Comcast is the largest broadcasting and cable company in the world. It’s also the largest Internet service provider in America and the third-largest telephone company in the country. Hey,
it's even into thermostats. In 2014, Consumerist declared it
the Worst Company in America; now the company is doing everything it can to ensure that it wins again this year by rolling out 300 gigabit data caps. Use more than this and you'll be charged for the extra. It’s all about “fairness,” as
a cable company flack with a famous dad noted last year:
When nearly 40 percent of the nation’s downstream bandwidth is utilized by 1 percent of broadband subscribers, it’s unfair to ask lighter users (i.e. paying bills online or checking email) to subsidize super-user activity.
Leaked doc: "It's not a cap!" (Photo: Comcast)

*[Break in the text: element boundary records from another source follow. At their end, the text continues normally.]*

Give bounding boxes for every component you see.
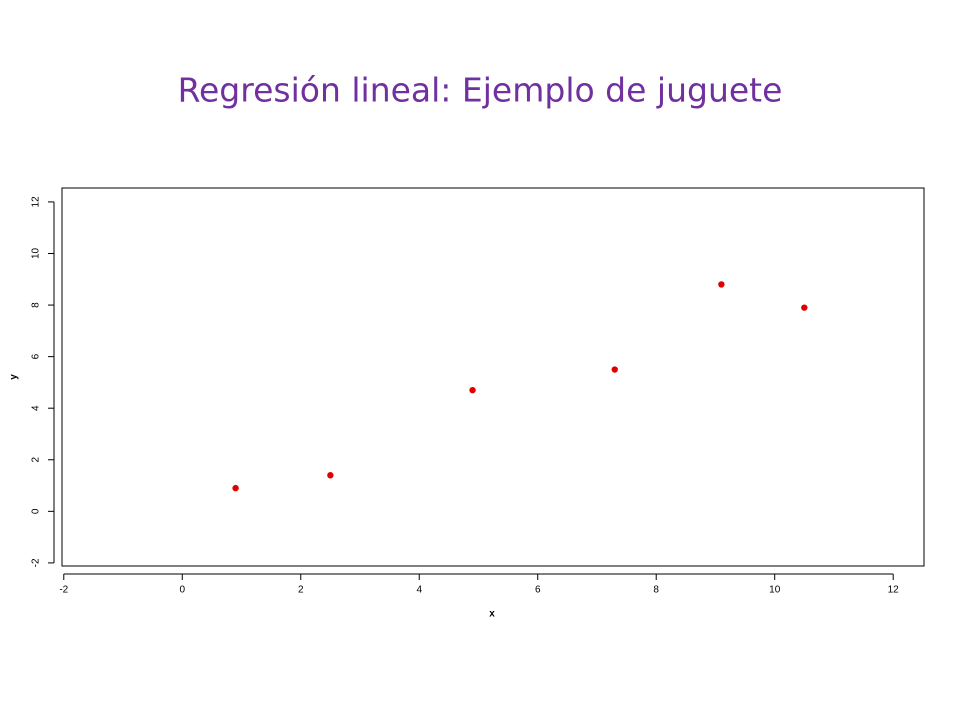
x-tick-label: 12 (888, 585, 900, 596)
y-tick-label: -2 (31, 558, 42, 567)
y-tick-label: 6 (31, 353, 42, 359)
point (611, 366, 618, 373)
y-tick-label: 2 (31, 457, 42, 463)
x-tick-label: 6 (535, 585, 541, 596)
point (232, 484, 239, 492)
point (801, 304, 808, 311)
x-tick-label: 10 (769, 585, 781, 596)
x-tick-label: 0 (179, 585, 185, 596)
x-tick-label: 2 (298, 585, 304, 596)
y-axis-label: y (9, 374, 20, 380)
x-axis-label: x (489, 609, 495, 620)
x-tick-label: 4 (416, 585, 422, 596)
point (718, 281, 725, 288)
point (327, 472, 334, 479)
y-tick-label: 12 (31, 196, 42, 208)
y-tick-label: 0 (31, 508, 42, 514)
slide-title: Regresión lineal: Ejemplo de juguete (178, 71, 783, 110)
y-tick-label: 10 (31, 247, 42, 259)
point (469, 386, 476, 394)
y-tick-label: 4 (31, 405, 42, 411)
x-tick-label: 8 (653, 585, 659, 596)
plot-box (61, 187, 925, 567)
x-tick-label: -2 (59, 585, 68, 596)
y-tick-label: 8 (31, 302, 42, 308)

Except now leaked documents show that, oh by the way, it’s not a data cap, because you can buy as much as you want, and it’s definitely not about congestion management. No, again it’s about “Fairness and providing a more flexible policy to our customers.”
Or could it be that Comcast has a bigger problem: the Internet is eating its cable business, and instead of promoting innovation in the Internet, the company is trying to throttle it.

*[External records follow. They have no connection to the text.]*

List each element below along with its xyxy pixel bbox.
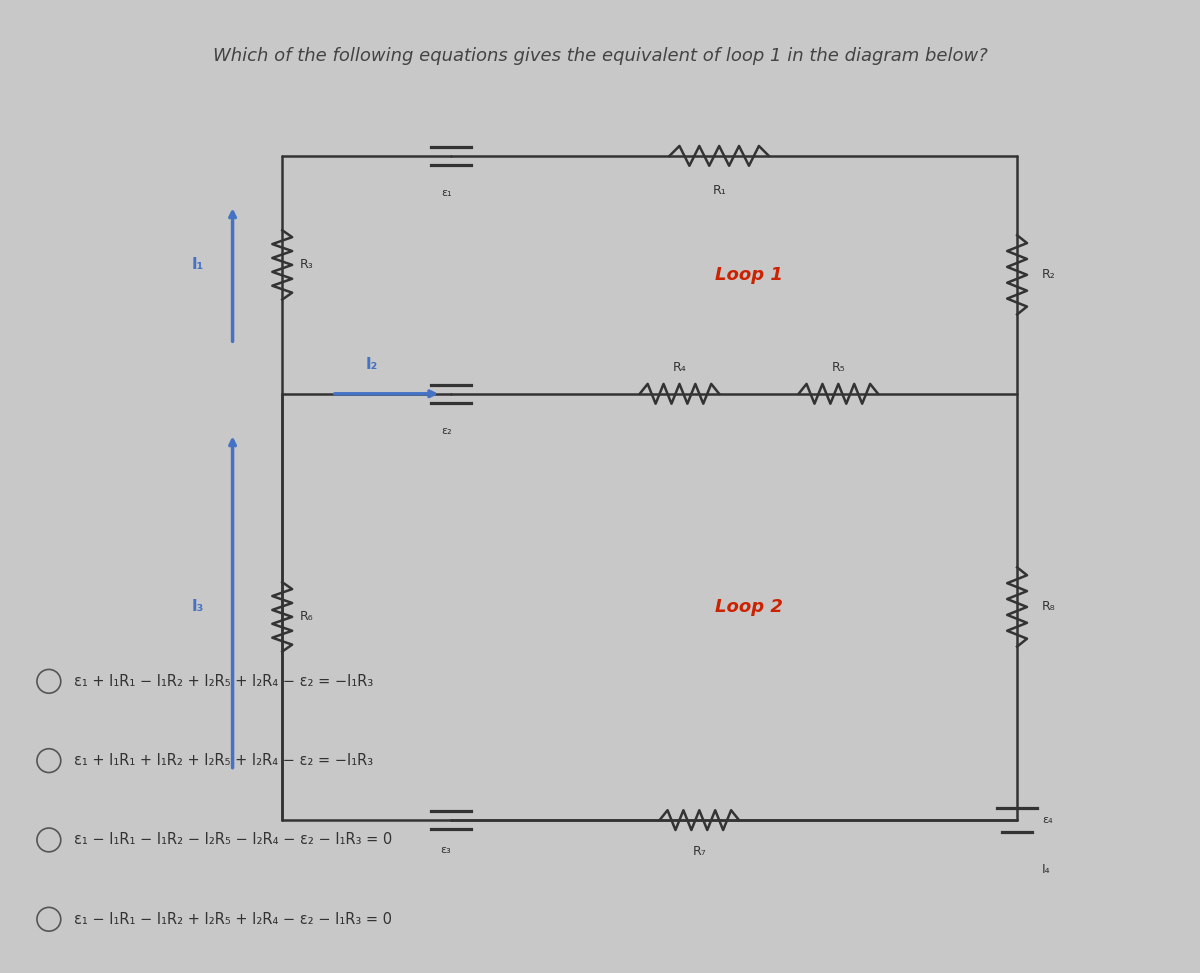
Text: ε₃: ε₃: [440, 845, 451, 855]
Text: ε₁ − I₁R₁ − I₁R₂ + I₂R₅ + I₂R₄ − ε₂ − I₁R₃ = 0: ε₁ − I₁R₁ − I₁R₂ + I₂R₅ + I₂R₄ − ε₂ − I₁…: [73, 912, 391, 926]
Text: R₁: R₁: [713, 184, 726, 197]
Text: I₄: I₄: [1042, 863, 1050, 877]
Text: R₂: R₂: [1042, 269, 1056, 281]
Text: ε₂: ε₂: [440, 425, 451, 436]
Text: ε₁ + I₁R₁ + I₁R₂ + I₂R₅ + I₂R₄ − ε₂ = −I₁R₃: ε₁ + I₁R₁ + I₁R₂ + I₂R₅ + I₂R₄ − ε₂ = −I…: [73, 753, 373, 768]
Text: R₇: R₇: [692, 845, 706, 858]
Text: R₅: R₅: [832, 361, 845, 374]
Text: Loop 1: Loop 1: [715, 266, 782, 284]
Text: ε₁ − I₁R₁ − I₁R₂ − I₂R₅ − I₂R₄ − ε₂ − I₁R₃ = 0: ε₁ − I₁R₁ − I₁R₂ − I₂R₅ − I₂R₄ − ε₂ − I₁…: [73, 833, 392, 847]
Text: I₁: I₁: [192, 258, 204, 272]
Text: ε₁: ε₁: [440, 188, 451, 198]
Text: ε₁ + I₁R₁ − I₁R₂ + I₂R₅ + I₂R₄ − ε₂ = −I₁R₃: ε₁ + I₁R₁ − I₁R₂ + I₂R₅ + I₂R₄ − ε₂ = −I…: [73, 674, 373, 689]
Text: R₃: R₃: [300, 259, 314, 271]
Text: I₂: I₂: [366, 357, 378, 372]
Text: R₈: R₈: [1042, 600, 1056, 613]
Text: R₆: R₆: [300, 610, 313, 624]
Text: R₄: R₄: [672, 361, 686, 374]
Text: I₃: I₃: [192, 599, 204, 615]
Text: ε₄: ε₄: [1042, 815, 1052, 825]
Text: Loop 2: Loop 2: [715, 598, 782, 616]
Text: Which of the following equations gives the equivalent of loop 1 in the diagram b: Which of the following equations gives t…: [212, 47, 988, 65]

Top 5 Internet bandwidth hogs. Blue = 2008; Black= 2013 (Photo:
Statista/click here for full graph)
Internet use per capita is much lower in the United States than some other countries where they have cheaper, faster, cap-free Internet, where they're actually trying to promote innovation in Internet use. Look at the data use in South Korea, which happens to make so much of the best Internet tools we use, from phones to big screens. Yet even in America, it has still grown from 2 to 15 gigabytes per person between 2018 and 2013 and is growing faster with services like Netflix and Amazon delivering more original content online only.
The future's so bright, you gotta wear shades. (Photo: LG Group)
Only 12 percent of Comcast’s customers are hitting the cap now, but wait until the 4K screens start arriving in quantity. If you haven't seen these yet, believe me, you will want one;
the quality is incredible.
You're going to want that 4K TV, believe me. (Photo:
Cisco/ see report here)
Cisco estimates that by 2019, 30 percent of screens will be 4K and these will gobble 300 GB in, by my probably wrong calculation, just over two hours at the 40 Mbps rate that 4K looks best at. At American broadcast maximum of 19 Mbps, make that five hours. At Comcast's overage rate of $10/50GB, that's $30 per hour. I think people might balk at that.
Global Cord Cutting Generates Double the Traffic. (Photo:
Cisco/ see report here)
Even if people don't buy the fancy TVs, more and more of them are cutting the cable, which makes all those pay TV channels that Comcast owns invisible. Since a cord cutter uses twice as much bandwidth, it's in Comcast's interest to make it very expensive to do so.
When a company owns the content, with its NBC network and its numerous cable TV channels, and the delivery system with its cable network, it should be no surprise that it's not exactly jumping up and down promoting broadband that could make this all superfluous. It’s the kind of behavior that regulators might think was uncompetitive, and a Teddy Roosevelt type might break up the communications trusts the way he did the oil trusts. But hey, this is America in 2015, they don’t do that anymore.